Not exactly the fare you’re likely to hear on the typical world music compilation, mass-marketed to go down smooth with that three-dollar cup of java and to appeal to your sense of perceived authenticity.

 “In general, these blogs (and the bloggers themselves) challenge the accepted terrain of ‘world music,’ a term that has come to connote a very limited number of instantly palatable foreign sounds,” writes Simonini. “Australian Aboriginal music, for instance, would probably be too experimental for most lazy-Sunday world music enthusiasts, while Angola’s kuduru music would lean too far toward hard-core urban sounds.”

Nick Storring makes a similar point in the Canadian magazine Musicworks (Winter 2008; article not available online) in an article that celebrates both the best of international blogging and small, scrappy world music labels such as Sublime Frequencies, Yaala Yaala, Terp, and Crammed Discs, which have more in common with the indie-rock world than with bigger, slicker world music labels.

These smaller, nimbler platforms, he writes, are examples of “emerging alternative modes of marketing and curating non-Western sounds” and are a welcome counter to an “over-emphasis on authenticity [that] continues to drive the world music industry.”

While Africa is a fertile ground for many MP3 bloggers, it’s far from the only repository of great forgotten music.

Matt Yanchyshyn started Benn Loxo du Taccu (bennloxo.com) as a forum for Nigerian-made, American-influenced pop-rock from the 1960s and 1970s. Now he’s all over the map, from China to Syria to Denmark, and a recent post delved into Italian versions of U.S. pop hits, starting with the Who’s “Can’t Explain” rendered as “Con Quella Voce” by the exuberantly throaty singer of the band Gli Uragani.

Stuart Ellis at Radiodiffusion Internasionaal sums up the spirit of discovery that drives his peers:

“With compilations like The Roots of Chicha: Psychedelic Cumbias from Peru and 1970’s Algerian Proto-Raï Underground popping up, and bands like Konono No. 1 coming to light after being in existence for a quarter-century, it makes you wonder: What else is out there? What have I missed?

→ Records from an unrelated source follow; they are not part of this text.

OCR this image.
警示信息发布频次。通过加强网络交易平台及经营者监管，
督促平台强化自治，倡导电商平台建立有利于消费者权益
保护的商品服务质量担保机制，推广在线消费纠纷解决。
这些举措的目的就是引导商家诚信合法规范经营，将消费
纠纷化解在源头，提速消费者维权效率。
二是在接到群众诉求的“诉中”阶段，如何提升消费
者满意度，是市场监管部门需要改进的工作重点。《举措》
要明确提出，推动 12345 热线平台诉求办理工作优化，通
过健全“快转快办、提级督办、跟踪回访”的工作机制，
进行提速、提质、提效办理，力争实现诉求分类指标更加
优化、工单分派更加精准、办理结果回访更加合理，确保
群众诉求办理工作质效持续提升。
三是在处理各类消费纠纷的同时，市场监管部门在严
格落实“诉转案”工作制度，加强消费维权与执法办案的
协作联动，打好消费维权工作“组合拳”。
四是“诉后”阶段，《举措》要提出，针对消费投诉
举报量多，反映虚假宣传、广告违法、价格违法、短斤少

“Maybe there were some kids in a basement somewhere with an electric guitar, or a keyboard, or even some kind of electrified gayageum [a Korean zitherlike instrument] making some unholy racket. And maybe, just maybe, there’s reel-to-reel, cassette recordings, or possibly even some bootleg X-ray records floating around with those unimaginable sounds. That is what keeps me, and other obsessive types like me, constantly searching.”